In typical R-style, we might represent this as two vectors:
values<-c(1,3,4,5,6,8)
names<-c("A", "A", "B", "B", "B", "C")
So tapply with these two vectors as the first parameters indeed allows us to apply this function to each 'row' of our ragged array.
Let's see what the R documentation says on the subject:
The combination of a vector and a labelling factor is an example of what is sometimes called a ragged array, since the subclass sizes are possibly irregular. When the subclass sizes are all the same the indexing may be done implicitly and much more efficiently, as we see in the next section.
The list of factors you supply via INDEX together specify a collection of subsets of X, of possibly different lengths (hence, the 'ragged' descriptor). And then FUN is applied to each subset.
EDIT: #Joris makes an excellent point in the comments.
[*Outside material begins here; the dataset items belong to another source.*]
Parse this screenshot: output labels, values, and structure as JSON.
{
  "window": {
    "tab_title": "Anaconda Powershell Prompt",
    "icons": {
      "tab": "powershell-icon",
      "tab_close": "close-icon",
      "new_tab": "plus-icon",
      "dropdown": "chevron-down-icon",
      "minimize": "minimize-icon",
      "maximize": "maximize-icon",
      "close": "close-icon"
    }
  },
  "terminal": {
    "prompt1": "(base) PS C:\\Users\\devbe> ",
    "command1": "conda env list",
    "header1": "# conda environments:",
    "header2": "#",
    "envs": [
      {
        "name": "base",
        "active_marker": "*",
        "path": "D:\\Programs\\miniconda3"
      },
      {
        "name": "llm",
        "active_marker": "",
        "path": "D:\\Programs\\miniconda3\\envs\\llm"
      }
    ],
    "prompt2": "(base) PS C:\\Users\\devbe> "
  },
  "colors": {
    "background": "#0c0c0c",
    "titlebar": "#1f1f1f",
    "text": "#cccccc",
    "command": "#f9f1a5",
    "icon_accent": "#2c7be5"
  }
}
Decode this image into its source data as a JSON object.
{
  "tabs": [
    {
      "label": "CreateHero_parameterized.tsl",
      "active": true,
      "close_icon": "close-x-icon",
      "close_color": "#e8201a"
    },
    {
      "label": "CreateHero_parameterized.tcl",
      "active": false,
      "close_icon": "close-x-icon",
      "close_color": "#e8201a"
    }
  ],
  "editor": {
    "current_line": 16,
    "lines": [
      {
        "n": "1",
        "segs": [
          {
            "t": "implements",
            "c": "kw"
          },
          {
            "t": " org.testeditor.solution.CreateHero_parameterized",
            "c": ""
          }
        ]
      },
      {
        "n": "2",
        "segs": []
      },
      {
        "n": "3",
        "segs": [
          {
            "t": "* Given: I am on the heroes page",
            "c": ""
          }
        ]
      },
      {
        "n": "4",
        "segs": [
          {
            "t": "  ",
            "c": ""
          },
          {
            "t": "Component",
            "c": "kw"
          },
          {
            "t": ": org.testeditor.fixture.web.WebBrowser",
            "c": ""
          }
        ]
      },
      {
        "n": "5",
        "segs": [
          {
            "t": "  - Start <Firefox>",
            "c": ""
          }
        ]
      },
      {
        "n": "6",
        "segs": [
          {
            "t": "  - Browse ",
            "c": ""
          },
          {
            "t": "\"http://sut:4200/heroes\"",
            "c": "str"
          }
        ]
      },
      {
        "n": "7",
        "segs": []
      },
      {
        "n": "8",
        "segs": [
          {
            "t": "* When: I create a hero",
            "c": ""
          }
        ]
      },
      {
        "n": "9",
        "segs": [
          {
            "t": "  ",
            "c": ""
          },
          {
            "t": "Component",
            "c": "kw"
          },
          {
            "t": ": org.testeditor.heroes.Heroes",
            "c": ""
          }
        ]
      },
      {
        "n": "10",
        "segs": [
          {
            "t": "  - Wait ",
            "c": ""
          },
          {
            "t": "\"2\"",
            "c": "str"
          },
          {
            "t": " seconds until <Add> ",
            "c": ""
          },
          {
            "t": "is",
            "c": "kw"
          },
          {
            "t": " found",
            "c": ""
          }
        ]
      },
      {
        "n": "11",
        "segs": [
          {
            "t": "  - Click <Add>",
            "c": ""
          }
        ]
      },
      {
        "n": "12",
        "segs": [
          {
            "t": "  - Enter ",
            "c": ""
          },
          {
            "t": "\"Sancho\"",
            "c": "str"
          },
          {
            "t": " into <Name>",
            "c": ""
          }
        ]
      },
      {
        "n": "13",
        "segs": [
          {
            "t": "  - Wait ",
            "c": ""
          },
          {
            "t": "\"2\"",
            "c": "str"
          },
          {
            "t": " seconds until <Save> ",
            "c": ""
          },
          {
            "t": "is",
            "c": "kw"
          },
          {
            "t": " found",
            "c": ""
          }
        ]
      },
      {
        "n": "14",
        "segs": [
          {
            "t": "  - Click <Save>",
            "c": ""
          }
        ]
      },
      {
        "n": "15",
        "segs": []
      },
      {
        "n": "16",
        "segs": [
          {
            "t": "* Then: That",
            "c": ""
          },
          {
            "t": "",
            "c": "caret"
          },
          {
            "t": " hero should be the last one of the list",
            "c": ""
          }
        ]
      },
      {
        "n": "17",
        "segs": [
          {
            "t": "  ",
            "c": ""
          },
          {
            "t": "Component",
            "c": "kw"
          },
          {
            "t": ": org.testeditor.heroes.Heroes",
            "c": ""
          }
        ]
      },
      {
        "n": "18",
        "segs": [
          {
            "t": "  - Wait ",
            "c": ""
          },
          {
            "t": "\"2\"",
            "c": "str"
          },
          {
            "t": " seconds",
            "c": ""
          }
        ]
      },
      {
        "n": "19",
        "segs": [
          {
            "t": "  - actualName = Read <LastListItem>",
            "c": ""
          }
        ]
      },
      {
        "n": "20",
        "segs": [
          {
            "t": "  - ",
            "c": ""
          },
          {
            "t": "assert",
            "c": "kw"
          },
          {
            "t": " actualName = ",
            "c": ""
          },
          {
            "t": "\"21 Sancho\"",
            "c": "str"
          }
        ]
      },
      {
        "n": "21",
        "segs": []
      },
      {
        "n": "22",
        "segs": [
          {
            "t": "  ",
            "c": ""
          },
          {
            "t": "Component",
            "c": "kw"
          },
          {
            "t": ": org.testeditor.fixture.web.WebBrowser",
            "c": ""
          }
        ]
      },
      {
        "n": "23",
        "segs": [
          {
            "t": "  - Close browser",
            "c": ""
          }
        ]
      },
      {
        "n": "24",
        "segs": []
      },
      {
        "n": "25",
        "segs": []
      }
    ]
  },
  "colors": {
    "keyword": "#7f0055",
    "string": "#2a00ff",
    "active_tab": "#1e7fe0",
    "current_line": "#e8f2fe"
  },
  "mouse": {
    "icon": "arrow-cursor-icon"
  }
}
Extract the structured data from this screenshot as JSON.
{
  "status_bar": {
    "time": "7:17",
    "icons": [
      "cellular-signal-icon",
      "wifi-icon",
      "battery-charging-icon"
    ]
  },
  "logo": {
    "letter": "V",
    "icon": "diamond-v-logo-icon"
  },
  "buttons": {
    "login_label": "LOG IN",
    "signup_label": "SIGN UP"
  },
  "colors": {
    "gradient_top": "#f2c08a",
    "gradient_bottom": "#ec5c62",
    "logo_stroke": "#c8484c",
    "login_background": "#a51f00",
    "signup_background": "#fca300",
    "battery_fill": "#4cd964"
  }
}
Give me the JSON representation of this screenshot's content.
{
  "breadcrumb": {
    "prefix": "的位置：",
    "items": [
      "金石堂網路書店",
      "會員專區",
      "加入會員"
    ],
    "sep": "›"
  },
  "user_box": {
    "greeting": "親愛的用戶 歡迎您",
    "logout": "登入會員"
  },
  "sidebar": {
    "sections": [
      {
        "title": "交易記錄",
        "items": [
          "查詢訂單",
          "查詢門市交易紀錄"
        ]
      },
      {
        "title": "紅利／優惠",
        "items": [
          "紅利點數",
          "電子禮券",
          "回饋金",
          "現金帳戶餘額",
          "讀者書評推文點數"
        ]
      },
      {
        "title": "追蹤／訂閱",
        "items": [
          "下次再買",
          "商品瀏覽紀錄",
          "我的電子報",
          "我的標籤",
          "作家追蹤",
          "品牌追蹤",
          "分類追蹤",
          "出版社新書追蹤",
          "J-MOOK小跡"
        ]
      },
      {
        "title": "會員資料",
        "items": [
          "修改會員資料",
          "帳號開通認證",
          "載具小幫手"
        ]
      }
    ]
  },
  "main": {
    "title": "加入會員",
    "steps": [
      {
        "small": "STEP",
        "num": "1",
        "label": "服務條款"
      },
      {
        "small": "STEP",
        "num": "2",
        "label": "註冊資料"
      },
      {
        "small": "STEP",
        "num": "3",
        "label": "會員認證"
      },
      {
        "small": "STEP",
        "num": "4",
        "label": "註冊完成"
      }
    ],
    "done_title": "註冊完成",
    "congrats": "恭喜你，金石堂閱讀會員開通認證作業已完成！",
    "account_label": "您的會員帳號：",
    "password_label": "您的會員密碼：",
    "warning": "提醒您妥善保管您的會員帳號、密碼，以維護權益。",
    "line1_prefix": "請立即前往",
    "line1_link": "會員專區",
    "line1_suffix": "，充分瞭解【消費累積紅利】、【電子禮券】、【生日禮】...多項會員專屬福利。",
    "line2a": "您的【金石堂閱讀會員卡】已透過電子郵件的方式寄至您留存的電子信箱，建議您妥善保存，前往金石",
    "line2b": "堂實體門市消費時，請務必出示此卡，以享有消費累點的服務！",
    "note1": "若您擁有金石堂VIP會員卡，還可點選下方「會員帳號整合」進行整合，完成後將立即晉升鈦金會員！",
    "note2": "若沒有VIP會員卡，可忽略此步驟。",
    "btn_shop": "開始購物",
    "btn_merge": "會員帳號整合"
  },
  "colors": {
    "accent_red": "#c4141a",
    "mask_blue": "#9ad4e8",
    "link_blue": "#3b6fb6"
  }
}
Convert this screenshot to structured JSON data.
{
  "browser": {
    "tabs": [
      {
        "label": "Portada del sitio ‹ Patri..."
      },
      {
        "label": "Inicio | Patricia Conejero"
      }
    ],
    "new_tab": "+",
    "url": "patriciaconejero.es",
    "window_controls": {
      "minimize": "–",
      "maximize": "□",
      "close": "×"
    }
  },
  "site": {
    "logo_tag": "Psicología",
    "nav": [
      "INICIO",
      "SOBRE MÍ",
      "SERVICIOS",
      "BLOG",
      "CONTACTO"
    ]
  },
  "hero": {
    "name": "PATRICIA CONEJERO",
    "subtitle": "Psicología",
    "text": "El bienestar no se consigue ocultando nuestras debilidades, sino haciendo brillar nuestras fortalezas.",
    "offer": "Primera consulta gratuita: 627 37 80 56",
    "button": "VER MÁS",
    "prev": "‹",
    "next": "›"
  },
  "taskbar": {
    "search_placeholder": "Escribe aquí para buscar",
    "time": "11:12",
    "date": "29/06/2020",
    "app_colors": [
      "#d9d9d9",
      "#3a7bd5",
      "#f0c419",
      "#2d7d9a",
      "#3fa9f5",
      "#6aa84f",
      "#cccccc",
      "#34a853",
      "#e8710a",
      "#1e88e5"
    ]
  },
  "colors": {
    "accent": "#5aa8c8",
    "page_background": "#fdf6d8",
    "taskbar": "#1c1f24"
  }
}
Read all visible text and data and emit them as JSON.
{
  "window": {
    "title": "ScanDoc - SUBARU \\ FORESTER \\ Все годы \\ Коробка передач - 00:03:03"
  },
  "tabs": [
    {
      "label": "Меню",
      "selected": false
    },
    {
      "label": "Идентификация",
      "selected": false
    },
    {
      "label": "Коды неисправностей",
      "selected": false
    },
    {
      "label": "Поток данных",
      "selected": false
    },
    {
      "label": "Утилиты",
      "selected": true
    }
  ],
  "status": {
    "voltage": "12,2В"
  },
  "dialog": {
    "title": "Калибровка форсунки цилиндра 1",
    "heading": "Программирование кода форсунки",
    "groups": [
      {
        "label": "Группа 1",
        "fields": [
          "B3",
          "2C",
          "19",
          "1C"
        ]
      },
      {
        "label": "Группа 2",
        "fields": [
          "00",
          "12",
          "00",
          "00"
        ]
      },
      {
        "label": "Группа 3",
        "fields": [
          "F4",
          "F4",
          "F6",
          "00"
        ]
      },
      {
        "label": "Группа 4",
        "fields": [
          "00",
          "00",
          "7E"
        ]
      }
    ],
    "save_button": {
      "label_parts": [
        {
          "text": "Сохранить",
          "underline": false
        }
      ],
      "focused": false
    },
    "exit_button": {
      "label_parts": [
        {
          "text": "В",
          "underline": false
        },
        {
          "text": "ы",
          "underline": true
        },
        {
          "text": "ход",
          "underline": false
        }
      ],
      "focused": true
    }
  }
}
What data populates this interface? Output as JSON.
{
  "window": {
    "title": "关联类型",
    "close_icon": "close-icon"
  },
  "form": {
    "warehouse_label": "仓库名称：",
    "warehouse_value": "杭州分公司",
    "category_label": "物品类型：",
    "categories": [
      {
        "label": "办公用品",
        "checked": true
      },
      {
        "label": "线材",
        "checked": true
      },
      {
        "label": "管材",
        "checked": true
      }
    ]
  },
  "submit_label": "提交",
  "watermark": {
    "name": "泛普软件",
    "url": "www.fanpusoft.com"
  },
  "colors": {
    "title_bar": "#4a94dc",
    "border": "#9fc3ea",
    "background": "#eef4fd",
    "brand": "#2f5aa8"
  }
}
It may be helpful to think of tapply(X,Y,...) as a wrapper for sapply(split(X,Y),...) in that if Y is a list of grouping factors, it builds a new, single grouping factor based on their unique levels, splits X accordingly and applies FUN to each piece.
EDIT: Here's an illustrative example:
library(lattice)
library(plyr)
set.seed(123)
#Make this example unbalanced
dat <- barley[sample(1:120,50),]
#Suppose we want the avg yield by year/site:
table(dat$year,dat$site)
#That's what they mean by 'ragged' array; there are different
# numbers of obs at each comb of levels
#In plyr we could use ddply:
ddply(dat,.(year,site),.fun=function(x){mean(x$yield)})
#Which gives the same result (listed in a diff order) as:
melt(tapply (dat$yield, list (dat$year, dat$site), mean))